Let $\mathscr B$ be the set of bases of the matroid on $M$.

Then $\mathscr B$ satisfies the base axiom:

\((\text B 1)\)   $:$     \(\ds \forall B_1, B_2 \in \mathscr B:\) \(\ds x \in B_1 \setminus B_2 \implies \exists y \in B_2 \setminus B_1 : \paren {B_1 \setminus \set x} \cup \set y \in \mathscr B \)             

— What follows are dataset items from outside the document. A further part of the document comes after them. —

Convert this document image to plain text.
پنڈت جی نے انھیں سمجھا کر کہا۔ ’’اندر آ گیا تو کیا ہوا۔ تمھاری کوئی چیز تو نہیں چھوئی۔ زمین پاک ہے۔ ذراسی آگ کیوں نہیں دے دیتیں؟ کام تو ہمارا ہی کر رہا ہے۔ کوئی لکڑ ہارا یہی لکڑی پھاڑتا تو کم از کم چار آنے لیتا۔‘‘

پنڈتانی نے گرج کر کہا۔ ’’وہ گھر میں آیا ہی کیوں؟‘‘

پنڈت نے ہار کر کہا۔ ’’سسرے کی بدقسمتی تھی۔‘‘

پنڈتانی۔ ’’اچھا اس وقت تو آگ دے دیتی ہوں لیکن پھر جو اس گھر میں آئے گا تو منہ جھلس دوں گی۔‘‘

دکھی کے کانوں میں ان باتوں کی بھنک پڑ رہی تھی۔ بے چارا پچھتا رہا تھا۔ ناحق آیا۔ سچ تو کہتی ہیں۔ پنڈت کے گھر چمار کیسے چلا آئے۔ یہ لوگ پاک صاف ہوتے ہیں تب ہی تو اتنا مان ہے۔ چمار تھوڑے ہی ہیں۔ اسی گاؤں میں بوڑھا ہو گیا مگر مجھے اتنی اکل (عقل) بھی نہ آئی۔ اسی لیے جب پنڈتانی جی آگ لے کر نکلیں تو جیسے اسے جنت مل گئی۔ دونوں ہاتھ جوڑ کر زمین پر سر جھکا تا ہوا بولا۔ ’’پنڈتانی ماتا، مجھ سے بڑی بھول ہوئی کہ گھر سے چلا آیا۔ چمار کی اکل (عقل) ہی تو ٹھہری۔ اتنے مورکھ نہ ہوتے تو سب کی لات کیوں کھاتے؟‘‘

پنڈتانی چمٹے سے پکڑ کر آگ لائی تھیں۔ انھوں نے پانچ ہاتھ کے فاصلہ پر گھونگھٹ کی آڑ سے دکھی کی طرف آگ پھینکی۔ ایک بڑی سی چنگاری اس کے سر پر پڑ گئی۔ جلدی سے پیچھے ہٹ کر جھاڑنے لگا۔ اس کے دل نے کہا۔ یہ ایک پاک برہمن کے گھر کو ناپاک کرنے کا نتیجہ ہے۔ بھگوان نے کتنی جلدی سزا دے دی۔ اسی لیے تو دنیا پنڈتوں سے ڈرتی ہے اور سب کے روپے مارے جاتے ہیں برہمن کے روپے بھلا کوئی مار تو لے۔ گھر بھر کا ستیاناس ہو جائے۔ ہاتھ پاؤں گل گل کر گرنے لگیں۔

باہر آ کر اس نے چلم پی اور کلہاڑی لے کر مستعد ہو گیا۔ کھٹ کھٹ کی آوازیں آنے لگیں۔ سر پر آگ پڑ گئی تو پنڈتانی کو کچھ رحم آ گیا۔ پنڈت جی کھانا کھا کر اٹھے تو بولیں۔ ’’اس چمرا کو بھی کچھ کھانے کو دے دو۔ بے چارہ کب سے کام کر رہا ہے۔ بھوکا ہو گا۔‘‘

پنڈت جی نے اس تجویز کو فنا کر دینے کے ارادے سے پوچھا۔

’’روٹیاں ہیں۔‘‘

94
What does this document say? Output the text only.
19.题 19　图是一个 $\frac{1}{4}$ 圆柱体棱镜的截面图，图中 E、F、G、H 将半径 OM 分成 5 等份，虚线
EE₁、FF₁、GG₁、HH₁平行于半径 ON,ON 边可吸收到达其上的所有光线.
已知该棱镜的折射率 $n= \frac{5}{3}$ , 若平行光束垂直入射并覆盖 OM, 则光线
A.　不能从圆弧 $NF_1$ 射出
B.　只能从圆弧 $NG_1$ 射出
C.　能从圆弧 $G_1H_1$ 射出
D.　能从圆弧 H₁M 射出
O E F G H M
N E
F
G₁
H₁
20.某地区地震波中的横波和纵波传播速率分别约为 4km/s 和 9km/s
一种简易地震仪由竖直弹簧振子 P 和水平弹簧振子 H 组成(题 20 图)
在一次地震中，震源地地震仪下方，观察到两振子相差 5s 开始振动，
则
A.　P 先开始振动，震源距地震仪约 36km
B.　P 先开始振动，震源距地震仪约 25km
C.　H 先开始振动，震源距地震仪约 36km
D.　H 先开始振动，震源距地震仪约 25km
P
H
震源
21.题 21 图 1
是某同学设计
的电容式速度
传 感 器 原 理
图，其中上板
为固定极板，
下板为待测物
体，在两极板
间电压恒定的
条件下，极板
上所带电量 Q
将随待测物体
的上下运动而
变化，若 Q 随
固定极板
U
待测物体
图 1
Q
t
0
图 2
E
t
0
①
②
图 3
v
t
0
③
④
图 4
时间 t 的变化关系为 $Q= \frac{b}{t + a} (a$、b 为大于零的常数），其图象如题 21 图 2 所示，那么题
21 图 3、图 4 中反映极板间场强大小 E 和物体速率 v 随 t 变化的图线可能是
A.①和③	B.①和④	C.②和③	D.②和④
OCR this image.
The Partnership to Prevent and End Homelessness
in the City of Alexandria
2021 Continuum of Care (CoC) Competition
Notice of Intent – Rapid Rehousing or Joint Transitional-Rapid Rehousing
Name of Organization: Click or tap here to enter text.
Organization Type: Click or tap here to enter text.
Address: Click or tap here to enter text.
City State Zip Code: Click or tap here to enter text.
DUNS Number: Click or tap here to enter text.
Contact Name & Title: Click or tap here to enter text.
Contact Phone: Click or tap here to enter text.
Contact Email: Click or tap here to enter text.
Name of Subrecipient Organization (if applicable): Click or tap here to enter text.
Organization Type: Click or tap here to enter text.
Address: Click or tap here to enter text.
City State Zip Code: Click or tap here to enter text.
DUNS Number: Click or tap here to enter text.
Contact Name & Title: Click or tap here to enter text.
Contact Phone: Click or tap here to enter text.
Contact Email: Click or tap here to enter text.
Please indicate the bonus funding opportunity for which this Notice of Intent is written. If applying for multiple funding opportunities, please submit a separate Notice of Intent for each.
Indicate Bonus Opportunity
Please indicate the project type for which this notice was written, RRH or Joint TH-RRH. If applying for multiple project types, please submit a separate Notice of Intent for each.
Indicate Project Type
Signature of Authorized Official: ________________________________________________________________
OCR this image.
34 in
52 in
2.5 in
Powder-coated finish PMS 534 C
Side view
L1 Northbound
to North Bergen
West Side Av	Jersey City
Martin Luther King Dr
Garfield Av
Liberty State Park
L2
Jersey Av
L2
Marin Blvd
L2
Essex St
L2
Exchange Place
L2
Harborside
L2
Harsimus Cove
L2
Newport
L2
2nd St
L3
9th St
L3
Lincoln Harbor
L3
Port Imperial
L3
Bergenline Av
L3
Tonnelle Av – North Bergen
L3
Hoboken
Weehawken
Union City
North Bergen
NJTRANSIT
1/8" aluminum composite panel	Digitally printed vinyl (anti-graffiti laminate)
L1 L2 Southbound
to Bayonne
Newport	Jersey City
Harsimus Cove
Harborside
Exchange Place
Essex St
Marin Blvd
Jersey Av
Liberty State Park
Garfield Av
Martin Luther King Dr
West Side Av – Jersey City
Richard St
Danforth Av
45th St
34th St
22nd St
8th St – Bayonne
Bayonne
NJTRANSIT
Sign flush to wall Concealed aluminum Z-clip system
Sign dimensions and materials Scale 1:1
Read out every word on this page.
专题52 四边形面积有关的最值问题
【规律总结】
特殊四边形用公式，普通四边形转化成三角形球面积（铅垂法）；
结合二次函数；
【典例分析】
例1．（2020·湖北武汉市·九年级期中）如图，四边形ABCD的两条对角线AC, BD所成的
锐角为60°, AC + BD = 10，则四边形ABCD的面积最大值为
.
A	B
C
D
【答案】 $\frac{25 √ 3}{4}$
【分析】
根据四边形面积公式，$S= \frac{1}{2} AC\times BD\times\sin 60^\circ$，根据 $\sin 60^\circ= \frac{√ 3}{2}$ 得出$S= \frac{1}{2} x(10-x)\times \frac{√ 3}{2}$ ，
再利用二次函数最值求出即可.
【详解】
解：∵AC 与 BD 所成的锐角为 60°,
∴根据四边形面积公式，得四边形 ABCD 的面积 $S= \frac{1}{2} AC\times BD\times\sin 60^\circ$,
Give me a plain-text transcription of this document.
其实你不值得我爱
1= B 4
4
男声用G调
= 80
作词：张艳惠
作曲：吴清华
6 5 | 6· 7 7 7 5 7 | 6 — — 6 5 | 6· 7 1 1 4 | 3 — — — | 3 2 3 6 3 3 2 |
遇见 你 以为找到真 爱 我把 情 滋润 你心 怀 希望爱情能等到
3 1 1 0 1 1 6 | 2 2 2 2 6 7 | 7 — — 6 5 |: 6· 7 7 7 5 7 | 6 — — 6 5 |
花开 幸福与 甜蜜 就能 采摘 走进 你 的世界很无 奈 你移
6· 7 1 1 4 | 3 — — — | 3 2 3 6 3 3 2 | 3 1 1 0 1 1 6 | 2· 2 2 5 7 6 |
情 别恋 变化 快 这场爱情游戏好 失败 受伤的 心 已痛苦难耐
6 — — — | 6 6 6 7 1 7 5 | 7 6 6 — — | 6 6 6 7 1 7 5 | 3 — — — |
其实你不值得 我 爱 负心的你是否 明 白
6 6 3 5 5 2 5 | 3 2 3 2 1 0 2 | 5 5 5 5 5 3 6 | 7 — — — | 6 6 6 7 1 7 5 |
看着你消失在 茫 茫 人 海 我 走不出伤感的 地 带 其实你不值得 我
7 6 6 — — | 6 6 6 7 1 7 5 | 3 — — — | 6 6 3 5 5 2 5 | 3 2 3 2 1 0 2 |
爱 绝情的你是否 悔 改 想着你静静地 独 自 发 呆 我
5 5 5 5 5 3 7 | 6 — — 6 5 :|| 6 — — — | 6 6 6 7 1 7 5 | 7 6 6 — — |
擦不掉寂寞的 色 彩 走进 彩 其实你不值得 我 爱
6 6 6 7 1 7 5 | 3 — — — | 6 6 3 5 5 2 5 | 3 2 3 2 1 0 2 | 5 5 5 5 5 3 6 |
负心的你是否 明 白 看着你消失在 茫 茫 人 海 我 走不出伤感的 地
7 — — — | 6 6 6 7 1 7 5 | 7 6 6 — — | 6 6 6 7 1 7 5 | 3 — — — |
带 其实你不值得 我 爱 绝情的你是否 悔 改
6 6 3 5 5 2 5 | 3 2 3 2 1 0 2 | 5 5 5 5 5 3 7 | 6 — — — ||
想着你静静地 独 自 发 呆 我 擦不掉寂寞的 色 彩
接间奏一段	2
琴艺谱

Let $B_1, B_2 \in \mathscr B$.

Let $x \in B_1 \setminus B_2$.

We have:

\(\ds \size {B_1 \setminus \set x}\) \(=\) \(\ds \size {B_1} - \size {\set x}\) Cardinality of Set Difference with Subset
\(\ds \) \(=\) \(\ds \size {B_2} - \size {\set x}\) All Bases of Matroid have same Cardinality
\(\ds \) \(=\) \(\ds \size {B_2} - 1\) Cardinality of Singleton
\(\ds \) \(<\) \(\ds \size {B_2}\)

By matroid axiom $(\text I 3)$:

$\exists y \in B_2 \setminus \paren{B_1 \setminus \set x} : \paren{ B_1 \setminus \set x} \cup \set y \in \mathscr I$

We have:

\(\ds B_2 \setminus \paren{B_1 \setminus \set x}\) \(=\) \(\ds \paren{B_2 \setminus B_1} \cup \paren{B_2 \cap \set x}\) Set Difference with Set Difference is Union of Set Difference with Intersection
\(\ds \) \(=\) \(\ds \paren{B_2 \setminus B_1} \cup \O\) Intersection With Singleton is Disjoint if Not Element
\(\ds \) \(=\) \(\ds B_2 \setminus B_1\) Union with Empty Set


$\exists y \in B_2 \setminus B_1 : \paren{ B_1 \setminus \set x} \cup \set y \in \mathscr I$

We have:

\(\ds \size{\paren { B_1 \setminus \set x} \cup \set y}\) \(=\) \(\ds \size{B_1 \setminus \set x} + \size{\set y}\) Corollary to Cardinality of Set Union
\(\ds \) \(=\) \(\ds \size{B_1} - \size{\set x} + \size{\set y}\) Cardinality of Set Difference with Subset
\(\ds \) \(=\) \(\ds \size{B_1} - 1 + 1\) Cardinality of Singleton
\(\ds \) \(=\) \(\ds \size{B_1}\)

From Independent Subset is Base if Cardinality Equals Cardinality of Base:

$\paren { B_1 \setminus \set x} \cup \set y \in \mathscr B$

Since $x$, $B_1$ and $B_2$ were arbitrary then the result follows.